For the ACS, with its much smaller sample sizes and a frequent goal of being able to able specific questions about subpopulations, weights are quite varied within the sample. One person might stand in for 1,000 while another, as a member of a subpopulation for which detailed information is sought, might stand for only 100.
For students, actually for most people, weights add a layer of confusion. If you’re using more statistically sophisticated software than CODAP, you avoid the confusion by specifying the variable that represents weight, and the software does the rest. We didn’t want this black box capability for students working with census microdata obtained through our portal, so we worked out another solution which we validated with a statistician at IPUMS in Minneapolis.
Basically, we downloaded our samples from IPUMS, with each person having a weight and then modified the portal’s sampling process so that it is as if each person appears the number of times specified by their weight. So if a person’s weight is 1,000, it appears as if that 1,000 of that person are present. With this charade in place we can simulate simple random sampling for which each person in the population has equal probability of appearing in the sample.
We think that this is a good solution for our target audience of grades 5–14 because they already have plenty on their cognitive plates.

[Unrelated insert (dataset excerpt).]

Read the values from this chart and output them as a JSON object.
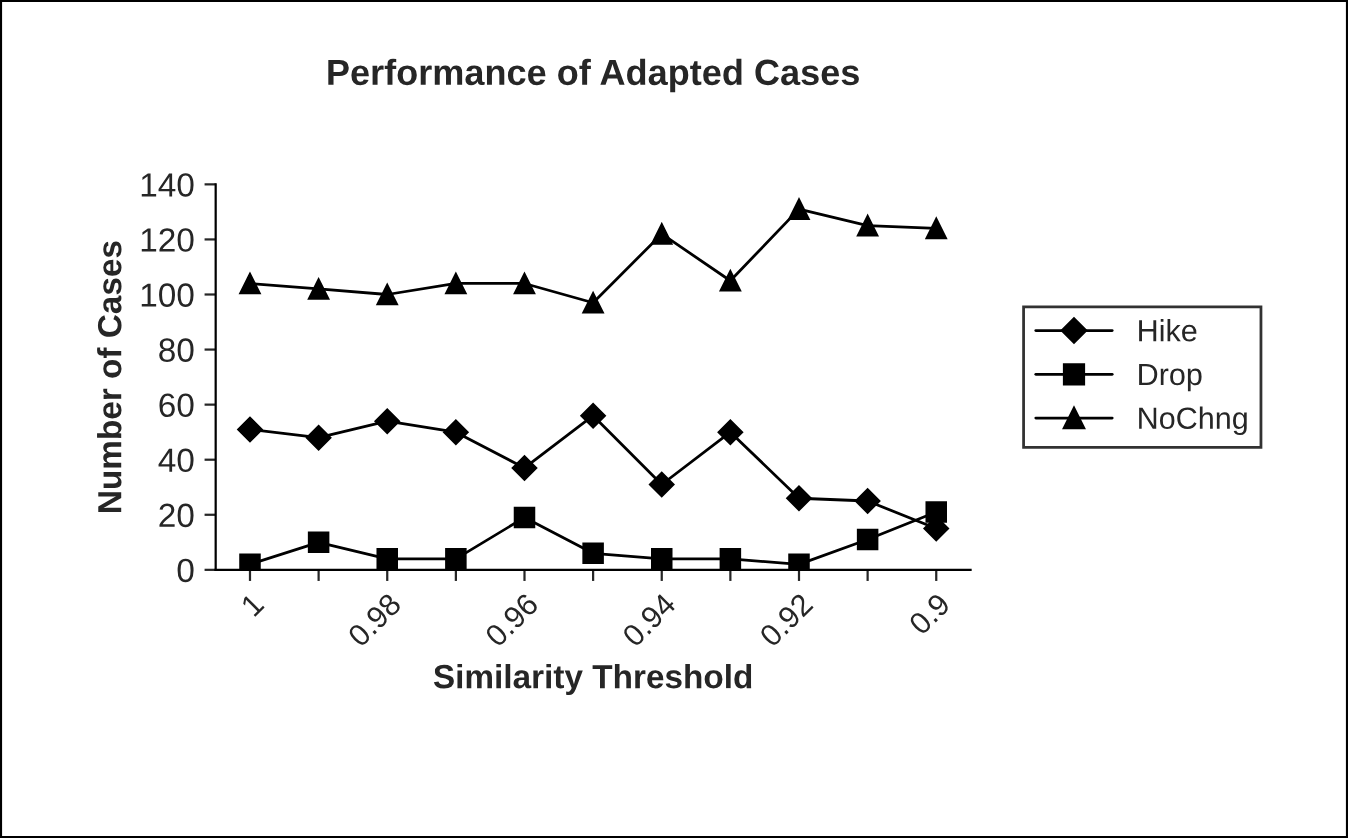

There is a downside of course, which is that in a sample a given person may appear more than once. This is noticeable if the person is an outlier in some respect; e.g. has a very high income. It is more likely when sampling from states with lower populations.
Does this help? What has come of your conversations with your students about census and ACS sampling? Have you had to introduce the concept of stratified sampling that leads to an assigned weight for each person?
Bill